Cook Islands archivists stay cool in crisis
What do you do when you’re working on a special archiving project in another country and a pandemic hits? If you’re Susan Love and Kate Ngatokorua from the Cook Islands Ministry of Cultural Development (MOCD) – Tauranga Vananga, you take a deep breath and try and roll with it. Material from the Cook Islands National Archive has been cared for in Wellington by Ngā Taonga since 2013 and the pair were working through this collection – preparing it for digitisation – when COVID-19 changed the way much of the world works.
Although they were due to go home in mid-April, for now, they’re both still in Wellington. Ngatokorua was flatting with friends for the duration of the project while Love – who spends her time between the capital and the Cook Islands – is at home with her husband and two sons. ‘It’s definitely been a bit of a shock’, explains Love, ‘and frustrating that the project is on hold’. However, when we have a video call under Level 4 lockdown in late April, they both seem in very good spirits – there’s plenty of laughter and smiles – and accepting of how things have gone.
It seems like the lockdown-enforced changes will be just a temporary pause on what is an exciting and successful project. Nearly 6,000 audiovisual items were transferred to the care of Ngā Taonga in a wide range of formats. Ngatokorua and Love were in the country for the third and final push to get this material accessioned (given a basic archival description) and ready to be digitised.
With the help of government and UNESCO funding, the pair were over halfway and tracking well to complete the project, based at the Hutt Valley offices of Ngā Taonga. ‘We were working at Motutawa – Avalon and it was fantastic. It was a really positive environment and the people were great. Our workstation was completely surrounded with material,’ laughs Love. ‘We were fully in the swing of things – it was so nice to work on this project again’.
Like all archival work, time and the environment can degrade the material. With these items from the tropical Cook Islands, though, there were some unexpected surprises. ‘There was dirt and mould,’ describes Ngatokorua. ‘There were also some remains of geckos and their eggs. Mostly in the covers of the open reel tapes, though it was very rare to come across.’

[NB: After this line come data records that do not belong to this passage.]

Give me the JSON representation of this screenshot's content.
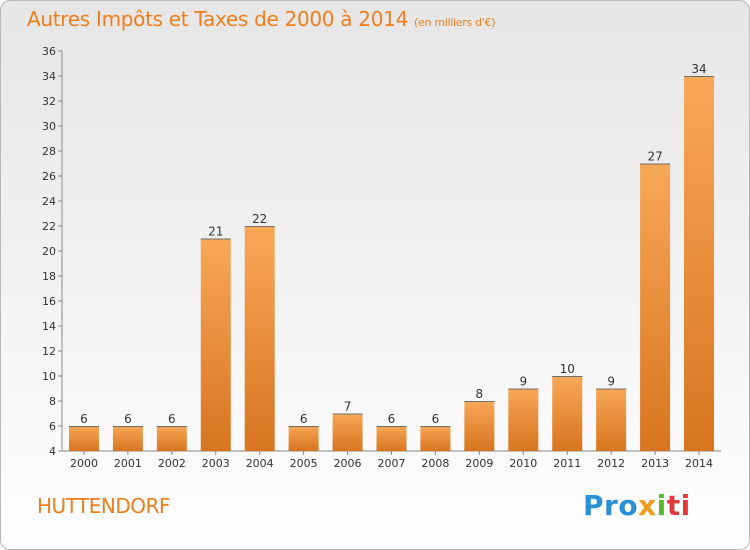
{
  "header": {
    "title": "Autres Impôts et Taxes de 2000 à 2014",
    "subtitle": "(en milliers d'€)"
  },
  "footer": {
    "town": "HUTTENDORF",
    "logo": [
      "Pro",
      "x",
      "i",
      "ti"
    ]
  },
  "colors": {
    "bar_light": "#f7a857",
    "bar_dark": "#d8741f",
    "title": "#f07d1a",
    "axis": "#888888"
  },
  "chart_data": {
    "type": "bar",
    "title": "Autres Impôts et Taxes de 2000 à 2014",
    "subtitle": "(en milliers d'€)",
    "categories": [
      "2000",
      "2001",
      "2002",
      "2003",
      "2004",
      "2005",
      "2006",
      "2007",
      "2008",
      "2009",
      "2010",
      "2011",
      "2012",
      "2013",
      "2014"
    ],
    "values": [
      6,
      6,
      6,
      21,
      22,
      6,
      7,
      6,
      6,
      8,
      9,
      10,
      9,
      27,
      34
    ],
    "ylim": [
      4,
      36
    ],
    "yticks": [
      4,
      6,
      8,
      10,
      12,
      14,
      16,
      18,
      20,
      22,
      24,
      26,
      28,
      30,
      32,
      34,
      36
    ],
    "grid": false,
    "xlabel": "",
    "ylabel": ""
  }
}
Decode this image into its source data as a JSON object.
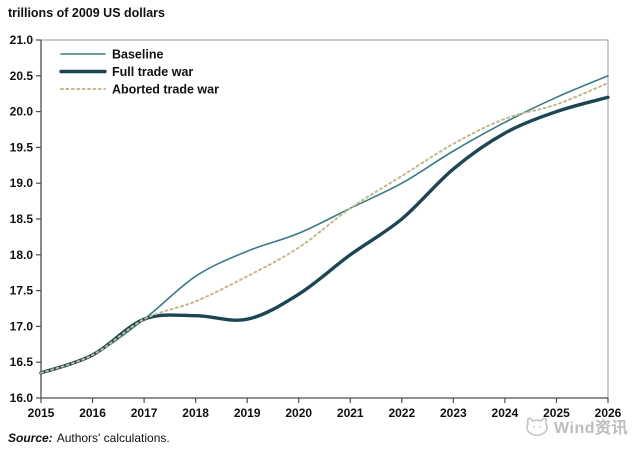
{
  "header": {
    "units_label": "trillions of 2009 US dollars"
  },
  "footer": {
    "source_prefix": "Source:",
    "source_text": "Authors' calculations."
  },
  "watermark": {
    "text": "Wind资讯",
    "logo": "wind-kitten-logo",
    "color": "#bdbdbd"
  },
  "colors": {
    "baseline": "#3a7c85",
    "full_trade_war": "#1c4654",
    "aborted_trade_war": "#c5b78e",
    "axis": "#4d4d4d",
    "frame_light": "#9b9b9b",
    "text": "#111111"
  },
  "chart_data": {
    "type": "line",
    "title": "trillions of 2009 US dollars",
    "xlabel": "",
    "ylabel": "trillions of 2009 US dollars",
    "x": [
      2015,
      2016,
      2017,
      2018,
      2019,
      2020,
      2021,
      2022,
      2023,
      2024,
      2025,
      2026
    ],
    "series": [
      {
        "name": "Baseline",
        "color": "#3a7c85",
        "style": "solid-thin",
        "values": [
          16.35,
          16.6,
          17.1,
          17.7,
          18.05,
          18.3,
          18.65,
          19.0,
          19.45,
          19.85,
          20.2,
          20.5
        ]
      },
      {
        "name": "Full trade war",
        "color": "#1c4654",
        "style": "solid-thick",
        "values": [
          16.35,
          16.6,
          17.1,
          17.15,
          17.1,
          17.45,
          18.0,
          18.5,
          19.2,
          19.7,
          20.0,
          20.2
        ]
      },
      {
        "name": "Aborted trade war",
        "color": "#c5b78e",
        "style": "dotted",
        "values": [
          16.35,
          16.6,
          17.1,
          17.35,
          17.7,
          18.1,
          18.65,
          19.1,
          19.55,
          19.9,
          20.1,
          20.4
        ]
      }
    ],
    "ylim": [
      16.0,
      21.0
    ],
    "ytick_step": 0.5,
    "ytick_labels": [
      "16.0",
      "16.5",
      "17.0",
      "17.5",
      "18.0",
      "18.5",
      "19.0",
      "19.5",
      "20.0",
      "20.5",
      "21.0"
    ],
    "xtick_labels": [
      "2015",
      "2016",
      "2017",
      "2018",
      "2019",
      "2020",
      "2021",
      "2022",
      "2023",
      "2024",
      "2025",
      "2026"
    ],
    "grid": false,
    "legend_position": "top-left"
  }
}
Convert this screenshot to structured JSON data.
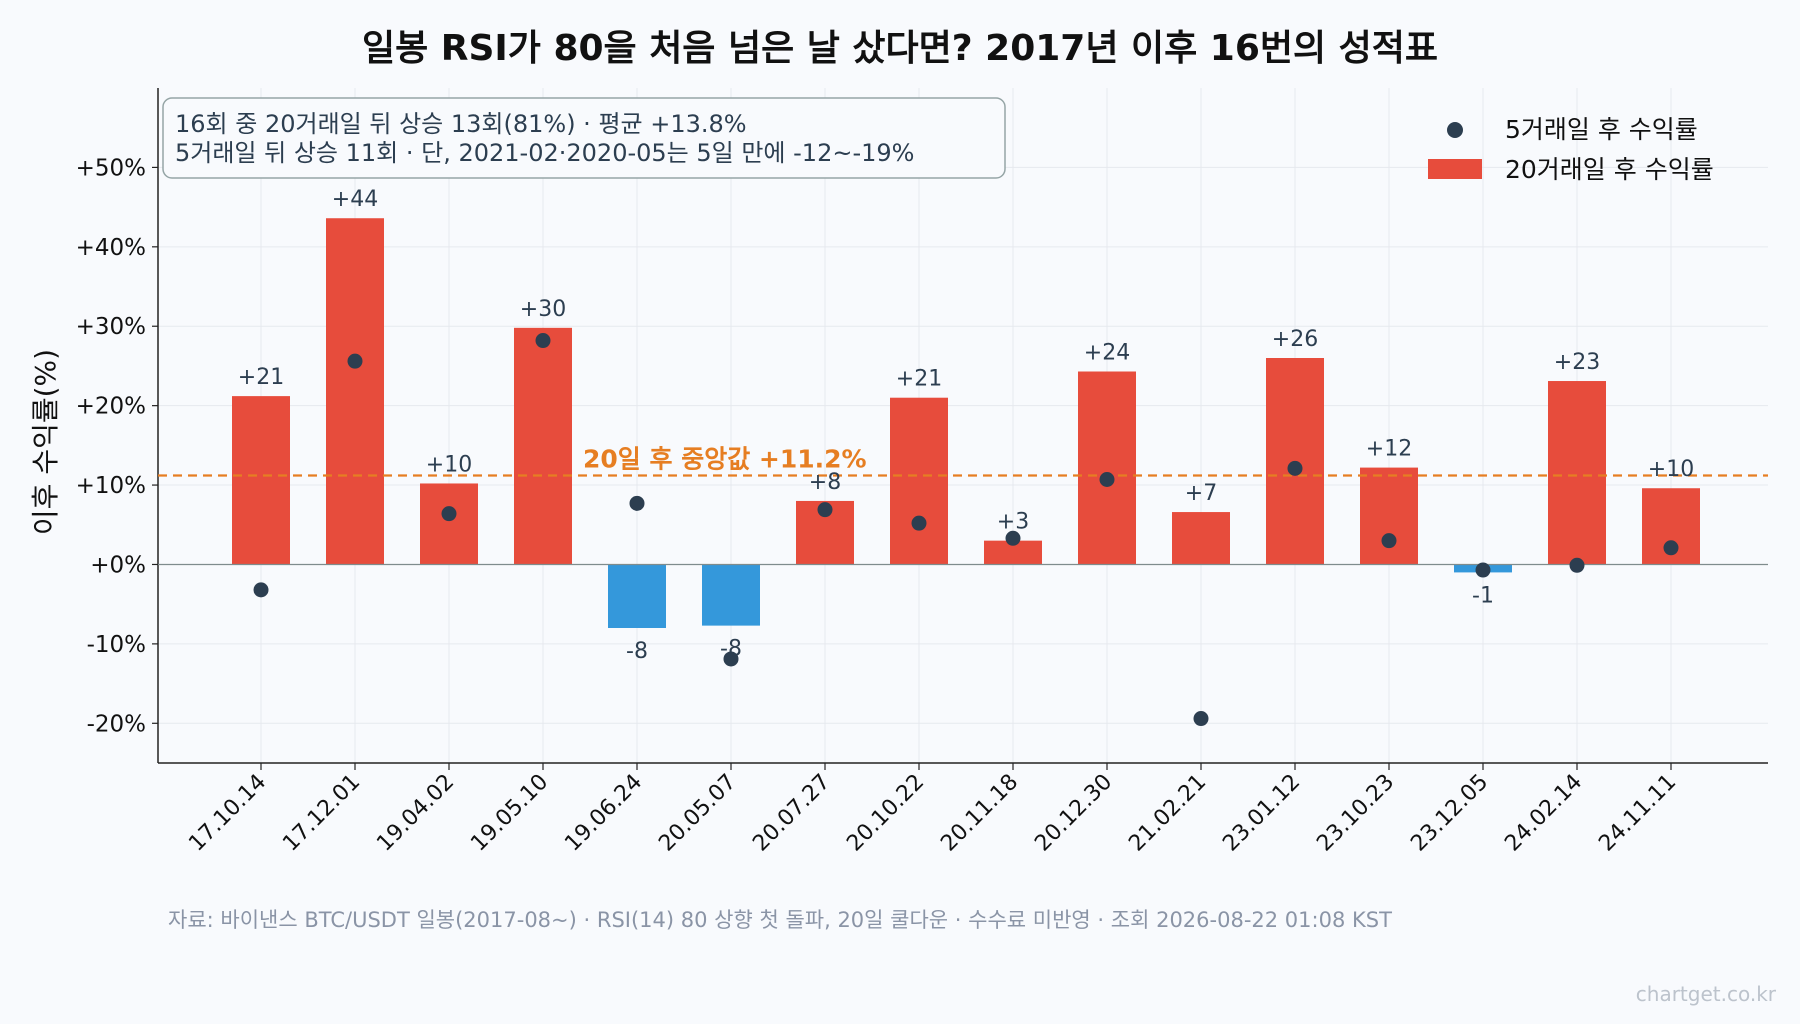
{
  "chart_data": {
    "type": "bar",
    "title": "일봉 RSI가 80을 처음 넘은 날 샀다면? 2017년 이후 16번의 성적표",
    "ylabel": "이후 수익률(%)",
    "xlabel": "",
    "categories": [
      "17.10.14",
      "17.12.01",
      "19.04.02",
      "19.05.10",
      "19.06.24",
      "20.05.07",
      "20.07.27",
      "20.10.22",
      "20.11.18",
      "20.12.30",
      "21.02.21",
      "23.01.12",
      "23.10.23",
      "23.12.05",
      "24.02.14",
      "24.11.11"
    ],
    "series": [
      {
        "name": "20거래일 후 수익률",
        "kind": "bar",
        "values": [
          21.2,
          43.6,
          10.2,
          29.8,
          -8.0,
          -7.7,
          8.0,
          21.0,
          3.0,
          24.3,
          6.6,
          26.0,
          12.2,
          -1.0,
          23.1,
          9.6
        ],
        "labels": [
          "+21",
          "+44",
          "+10",
          "+30",
          "-8",
          "-8",
          "+8",
          "+21",
          "+3",
          "+24",
          "+7",
          "+26",
          "+12",
          "-1",
          "+23",
          "+10"
        ]
      },
      {
        "name": "5거래일 후 수익률",
        "kind": "scatter",
        "values": [
          -3.2,
          25.6,
          6.4,
          28.2,
          7.7,
          -11.9,
          6.9,
          5.2,
          3.3,
          10.7,
          -19.4,
          12.1,
          3.0,
          -0.7,
          -0.1,
          2.1
        ]
      }
    ],
    "ylim": [
      -25,
      60
    ],
    "yticks": [
      -20,
      -10,
      0,
      10,
      20,
      30,
      40,
      50
    ],
    "ytick_labels": [
      "-20%",
      "-10%",
      "+0%",
      "+10%",
      "+20%",
      "+30%",
      "+40%",
      "+50%"
    ],
    "median_line": {
      "value": 11.2,
      "label": "20일 후 중앙값 +11.2%"
    },
    "annotation": {
      "line1": "16회 중 20거래일 뒤 상승 13회(81%) · 평균 +13.8%",
      "line2": "5거래일 뒤 상승 11회 · 단, 2021-02·2020-05는 5일 만에 -12~-19%"
    },
    "legend_position": "top-right",
    "grid": true,
    "source": "자료: 바이낸스 BTC/USDT 일봉(2017-08~) · RSI(14) 80 상향 첫 돌파, 20일 쿨다운 · 수수료 미반영 · 조회 2026-08-22 01:08 KST",
    "watermark": "chartget.co.kr",
    "colors": {
      "positive": "#e74c3c",
      "negative": "#3498db",
      "dot": "#2c3e50",
      "median": "#e67e22",
      "label": "#2c3e50"
    }
  }
}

Stored on these tapes and film are of course significant cultural records. For Ngatokorua, she loved hearing a special chant called Mire. ‘It’s from my island of Mangaia and I hadn’t heard it before. But it’s part of the Fanshawe collection. It was so eerie to hear. It will be great to return it to people and revive it. And it’s great to do it now while we have the old people to explain some of the context. Once they’re gone, it’s harder to make that connection.’

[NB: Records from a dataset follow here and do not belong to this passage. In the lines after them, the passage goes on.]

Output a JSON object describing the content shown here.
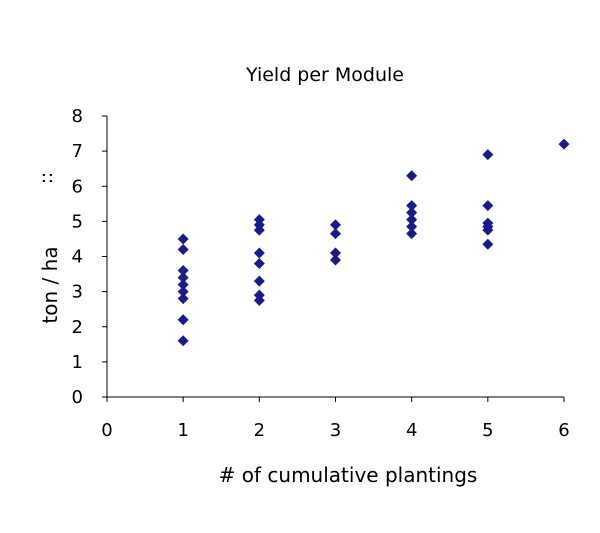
{
  "chart_data": {
    "type": "scatter",
    "title": "Yield per Module",
    "xlabel": "# of cumulative plantings",
    "ylabel": "ton / ha",
    "y_mark": "::",
    "xlim": [
      0,
      6
    ],
    "ylim": [
      0,
      8
    ],
    "x_ticks": [
      0,
      1,
      2,
      3,
      4,
      5,
      6
    ],
    "y_ticks": [
      0,
      1,
      2,
      3,
      4,
      5,
      6,
      7,
      8
    ],
    "grid": false,
    "legend": "none",
    "marker": "diamond",
    "color": "#1a1a8c",
    "series": [
      {
        "points": [
          [
            1,
            4.5
          ],
          [
            1,
            4.2
          ],
          [
            1,
            3.6
          ],
          [
            1,
            3.4
          ],
          [
            1,
            3.2
          ],
          [
            1,
            3.0
          ],
          [
            1,
            2.8
          ],
          [
            1,
            2.2
          ],
          [
            1,
            1.6
          ],
          [
            2,
            5.05
          ],
          [
            2,
            4.9
          ],
          [
            2,
            4.75
          ],
          [
            2,
            4.1
          ],
          [
            2,
            3.8
          ],
          [
            2,
            3.3
          ],
          [
            2,
            2.9
          ],
          [
            2,
            2.75
          ],
          [
            3,
            4.9
          ],
          [
            3,
            4.65
          ],
          [
            3,
            4.1
          ],
          [
            3,
            3.9
          ],
          [
            4,
            6.3
          ],
          [
            4,
            5.45
          ],
          [
            4,
            5.25
          ],
          [
            4,
            5.05
          ],
          [
            4,
            4.85
          ],
          [
            4,
            4.65
          ],
          [
            5,
            6.9
          ],
          [
            5,
            5.45
          ],
          [
            5,
            4.95
          ],
          [
            5,
            4.85
          ],
          [
            5,
            4.75
          ],
          [
            5,
            4.35
          ],
          [
            6,
            7.2
          ]
        ]
      }
    ]
  }
}
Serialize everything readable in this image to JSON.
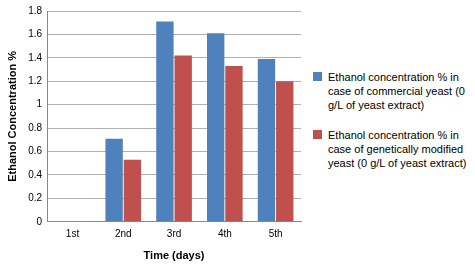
{
  "chart_data": {
    "type": "bar",
    "x_label": "Time (days)",
    "y_label": "Ethanol Concentration %",
    "categories": [
      "1st",
      "2nd",
      "3rd",
      "4th",
      "5th"
    ],
    "series": [
      {
        "name": "Ethanol concentration % in case of commercial yeast (0 g/L of yeast extract)",
        "color": "#4f81bd",
        "values": [
          0,
          0.71,
          1.71,
          1.61,
          1.39
        ]
      },
      {
        "name": "Ethanol concentration % in case of genetically modified yeast (0 g/L of yeast extract)",
        "color": "#c0504d",
        "values": [
          0,
          0.53,
          1.42,
          1.33,
          1.2
        ]
      }
    ],
    "ylim": [
      0,
      1.8
    ],
    "yticks": [
      0,
      0.2,
      0.4,
      0.6,
      0.8,
      1,
      1.2,
      1.4,
      1.6,
      1.8
    ],
    "grid": true,
    "legend": "right"
  }
}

For Love, recordings of tapa cloth being made are invaluable. ‘It’s a dying art in the Cook Islands, though it exists elsewhere in the Pacific,’ she explains. ‘There is a tape of a tapa exhibition from 1988 and I’m hoping it will include some workshopping, showing the tapa being made. That would be good to see.’ She also loves seeing recordings of ceremonial events, investiture and hair cutting. ‘The Tangi Kapi collection contains a lot of this material,’ she explains.

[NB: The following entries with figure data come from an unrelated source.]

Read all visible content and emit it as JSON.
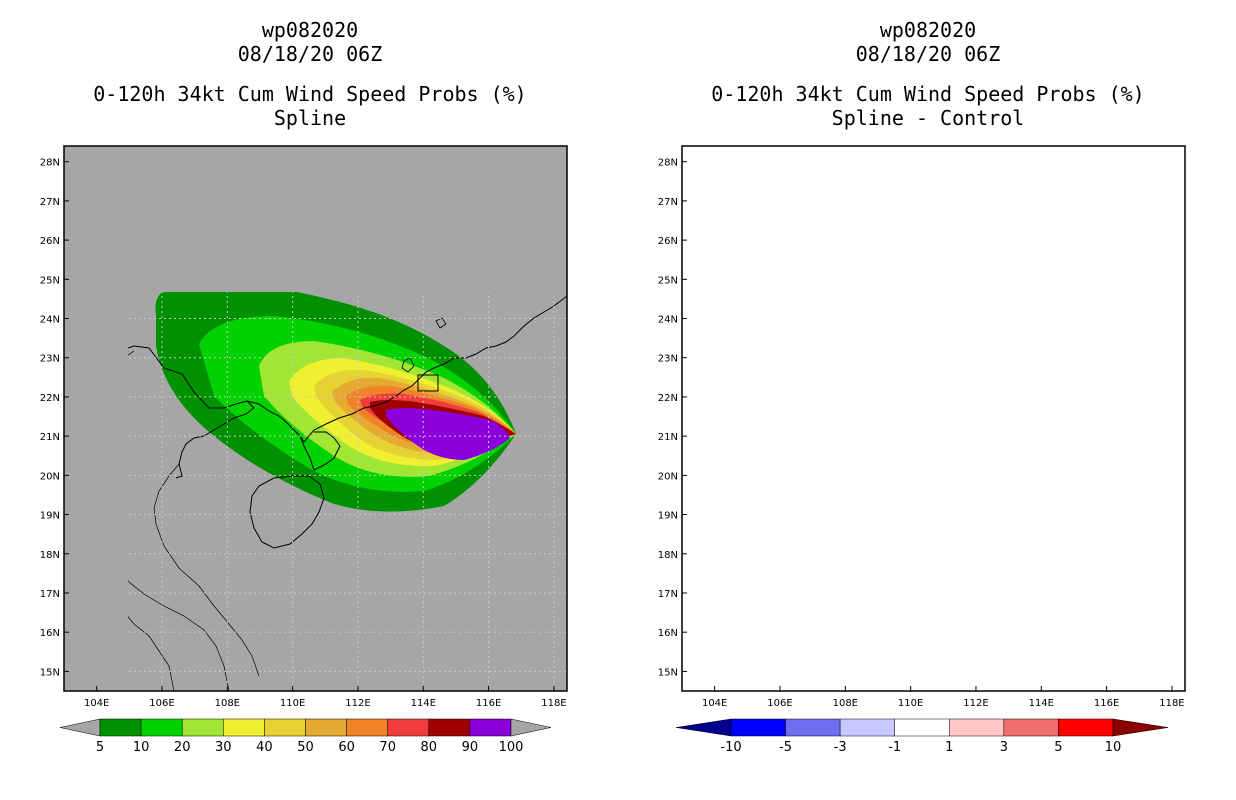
{
  "left_panel": {
    "storm_id": "wp082020",
    "datetime": "08/18/20 06Z",
    "title": "0-120h 34kt Cum Wind Speed Probs (%)",
    "subtitle": "Spline",
    "colorbar": {
      "labels": [
        "5",
        "10",
        "20",
        "30",
        "40",
        "50",
        "60",
        "70",
        "80",
        "90",
        "100"
      ],
      "colors": [
        "#a6a6a6",
        "#009100",
        "#00d200",
        "#a0e632",
        "#f0f032",
        "#e6d232",
        "#e6aa32",
        "#f08228",
        "#f03c3c",
        "#a00000",
        "#8c00dc",
        "#a6a6a6"
      ]
    }
  },
  "right_panel": {
    "storm_id": "wp082020",
    "datetime": "08/18/20 06Z",
    "title": "0-120h 34kt Cum Wind Speed Probs (%)",
    "subtitle": "Spline - Control",
    "colorbar": {
      "labels": [
        "-10",
        "-5",
        "-3",
        "-1",
        "1",
        "3",
        "5",
        "10"
      ],
      "colors": [
        "#00008c",
        "#0000ff",
        "#6e6ef0",
        "#c8c8ff",
        "#ffffff",
        "#ffc8c8",
        "#f06e6e",
        "#ff0000",
        "#8c0000"
      ]
    }
  },
  "axes": {
    "lat_labels": [
      "28N",
      "27N",
      "26N",
      "25N",
      "24N",
      "23N",
      "22N",
      "21N",
      "20N",
      "19N",
      "18N",
      "17N",
      "16N",
      "15N"
    ],
    "lon_labels": [
      "104E",
      "106E",
      "108E",
      "110E",
      "112E",
      "114E",
      "116E",
      "118E"
    ],
    "lon_range": [
      103,
      118.4
    ],
    "lat_range": [
      14.5,
      28.4
    ]
  },
  "map": {
    "background_left": "#a6a6a6",
    "background_right": "#ffffff"
  }
}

The pair take on a more sombre tone when they discuss seeing footage of the aftermath of Cyclone Martin, a hugely destructive 1997 storm that killed 28. ‘People don’t really talk about it,’ says Ngatokorua. ‘I remember hearing when I was little that a huge wave went right over the island of Manihiki. You wouldn’t know what the island looked like before that hit.’
Though another major incident is affecting almost every part of the world, the Cook Islands are thankfully COVID-free. At the time of speaking, Ngatokorua and Love remain in limbo. A ‘double quarantine’ is in place with travellers having to isolate for two weeks before and after flying to the Islands. It’s uncertain whether they will return to the Cooks or stay on in Wellington – there are many unknowns with the pandemic.
They’re both keeping busy in the meantime. Ngatokorua works as a policy analyst for the Ministry of Cultural Development and she’s focused on a proposal for equipment for the newspaper collection. ‘Last year we received a new scanner and workstation,’ she explains. ‘We’ve digitised the newspapers from 1958 to 1980 and are planning to go up to 2000.’
Love, meanwhile, has been exploring cataloguing work. ‘That’s been interesting – a real learning curve. I made a draft catalogue template and sent it to the Cook Islands. They verify details, especially people’s names.’
Our conversation is punctuated by lots of laughs and smiles. It’s undoubtedly a strange and unprecedented time, wherever you are in the world and whatever you do. But for Kate and Susan, spending a little longer in Wellington with the prospect of soon finishing this project isn’t such a bad place to be.